New year Ⅱ

 私は結局、椿ちゃんに何も聞けないまま新年を迎えてしまった。

 そして一月二日。この日、私は君島呉服店の和室にいた。


「よいではないか。よいではないかー」

「あーれー」


 君島くんのお母さんが店に出ているのをいいことに、私と椿ちゃんは帯を回して遊んでいた。ちなみに私がお代官役で、椿ちゃんがいたいけな娘の役だった。


「何をしているのですか」


 ふすまを開けた瞬間にくるくると回る椿ちゃんを見てしまった京菜ちゃんが、目を丸くして立っていた。


「あ。京菜。京菜もやろ。お代官様ごっこ」

「面白そうですね」


 京菜ちゃんはそう言ってくすくすと笑った。

 部屋は暖房器具のおかげで暖かかった。

 私たちは遊ぶのもほどほどにして着付けを始めた。

 和道部女子全員が着物を着て初詣に行くこと。それが今回椿ちゃんに出されたミッションだった。

 そのために私たちは今、ここにいた。


「ところでさ。萌美先輩。あたしに何か聞きたいことがあるんじゃないの」


 私の着付けをしていた椿ちゃんが、腰紐を結び終わったところでそう言った。

 ぎくりとした。

 胸の下で結ばれた紐が、苦しいわけではないのに。何故だか息苦しく感じた。


「えっとー。それはいったいどういうー」

「君島くんが聞いてやってって言ってたから」

「そうですかー」


 あのやろう。

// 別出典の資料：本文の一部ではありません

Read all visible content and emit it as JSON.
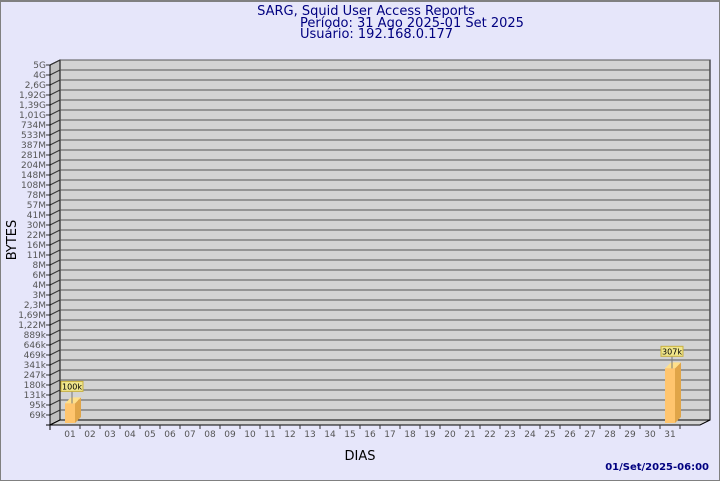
{
  "chart_data": {
    "type": "bar",
    "title": "SARG, Squid User Access Reports",
    "subtitle_period": "Período: 31 Ago 2025-01 Set 2025",
    "subtitle_user": "Usuário: 192.168.0.177",
    "xlabel": "DIAS",
    "ylabel": "BYTES",
    "y_scale": "log",
    "grid": true,
    "categories": [
      "01",
      "02",
      "03",
      "04",
      "05",
      "06",
      "07",
      "08",
      "09",
      "10",
      "11",
      "12",
      "13",
      "14",
      "15",
      "16",
      "17",
      "18",
      "19",
      "20",
      "21",
      "22",
      "23",
      "24",
      "25",
      "26",
      "27",
      "28",
      "29",
      "30",
      "31"
    ],
    "series": [
      {
        "values": [
          100000,
          null,
          null,
          null,
          null,
          null,
          null,
          null,
          null,
          null,
          null,
          null,
          null,
          null,
          null,
          null,
          null,
          null,
          null,
          null,
          null,
          null,
          null,
          null,
          null,
          null,
          null,
          null,
          null,
          null,
          307000
        ],
        "labels": {
          "0": "100k",
          "30": "307k"
        }
      }
    ],
    "y_ticks": [
      "69k",
      "95k",
      "131k",
      "180k",
      "247k",
      "341k",
      "469k",
      "646k",
      "889k",
      "1,22M",
      "1,69M",
      "2,3M",
      "3M",
      "4M",
      "6M",
      "8M",
      "11M",
      "16M",
      "22M",
      "30M",
      "41M",
      "57M",
      "78M",
      "108M",
      "148M",
      "204M",
      "281M",
      "387M",
      "533M",
      "734M",
      "1,01G",
      "1,39G",
      "1,92G",
      "2,6G",
      "4G",
      "5G"
    ],
    "footer": "01/Set/2025-06:00",
    "colors": {
      "background": "#e6e6fa",
      "plot": "#d3d3d3",
      "wall": "#c0c0c0",
      "bar": "#ffc56e",
      "bar_side": "#e0a548",
      "bar_top": "#ffe08a",
      "label_box": "#f0e68c",
      "title": "#000080"
    }
  }
}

と心の中で思いながら、息を吐く。

 彼なりの気遣いなのはわかっている。


「でも、朽木くんはやめといたほうがいいと思うよ」


 椿ちゃんが笑いながら言う。


「もー。君島くんはいったいどこまで話したんですかー。誤解ですってー」


 私は着物の袖を振り回しながら言う。


「こらこら。振り回さないの。でも本当。誤解だろうがなんだろうが、朽木くんはやめておいたほうがいいよ。あいつには本気でずっと片思いしている相手がいるから」


 椿ちゃんが真面目な顔をして言うので、私は首をかしげる。


「その。相手って誰なんですかー? 私はそれがただ知りたいだけなのですー。朽木くんはちゃらんぽらんに見えて一途なのかなって思いましてー」

「一途も一途。超がつくほどよ」


 椿ちゃんは呆れたように息を吐いた。


「意外ですね」


 京菜ちゃんが次につけるものを椿ちゃんに渡す。もう何度も椿ちゃんの補助をしていたせいか、京菜ちゃんは慣れたようにそれを渡していた。

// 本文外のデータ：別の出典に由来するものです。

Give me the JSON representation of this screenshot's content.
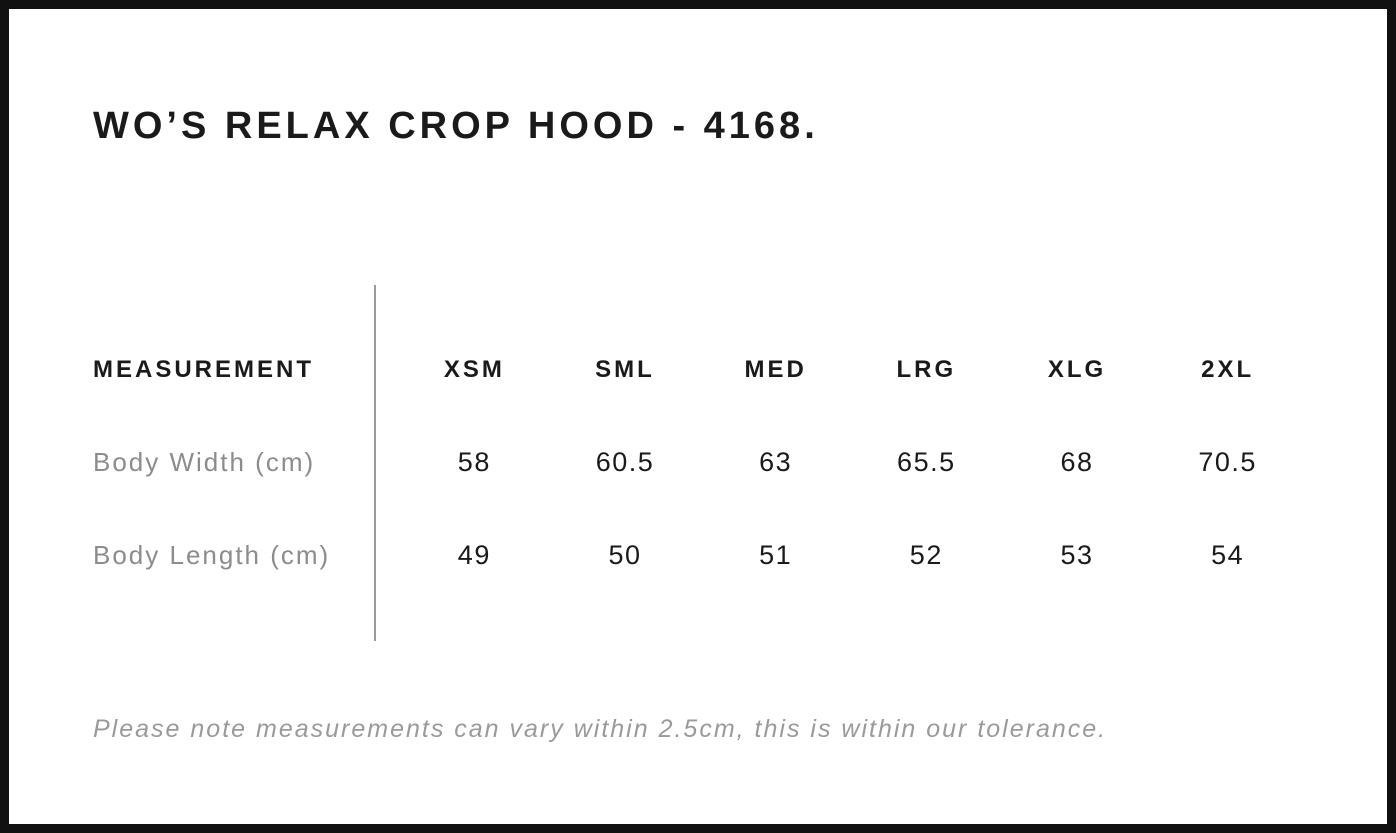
{
  "title": "WO’S RELAX CROP HOOD - 4168.",
  "table": {
    "header_label": "MEASUREMENT",
    "sizes": [
      "XSM",
      "SML",
      "MED",
      "LRG",
      "XLG",
      "2XL"
    ],
    "rows": [
      {
        "label": "Body Width (cm)",
        "values": [
          "58",
          "60.5",
          "63",
          "65.5",
          "68",
          "70.5"
        ]
      },
      {
        "label": "Body Length (cm)",
        "values": [
          "49",
          "50",
          "51",
          "52",
          "53",
          "54"
        ]
      }
    ]
  },
  "note": "Please note measurements can vary within 2.5cm, this is within our tolerance.",
  "colors": {
    "background": "#ffffff",
    "border": "#111111",
    "heading": "#1a1a1a",
    "value": "#1a1a1a",
    "label": "#8c8c8c",
    "note": "#9a9a9a",
    "divider": "#9a9a9a"
  }
}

「今でも休日になると二人とも会ってるんだって。しかも毎週。あれで付き合っていないなんてどうかしているわ。まぁでも。友だち期間が長かったせいもあるんだろうけどね」


 椿ちゃんは話しながらも手を動かし、あっというまに帯を私に巻き付けていった。


「苦しかったら言ってね」

「はいー」


 きつすぎず、緩すぎない。絶妙な加減だった。私では上手いも下手も判断できないが、やり直してほしいとも思わなかった。


「中学のころ、同じ演劇部だった女の子でね。あたしの友達でもあったの。だから二人のことはよく知っているの。朽木くんはそのころからその子のことが好きで。その子もたぶん、朽木くんのことが好きだったんだと思う」


 椿ちゃんは懐かしそうに言った。


 私の知らない椿ちゃんと朽木くん。想像すると胸が何故だか苦しくなった。

 でもおそらくこれは、恋とか。そういうたぐいのものでないことも確かだった。ではなんだというのだろう。答えは着付けが終わっても、一向に出てこなかった。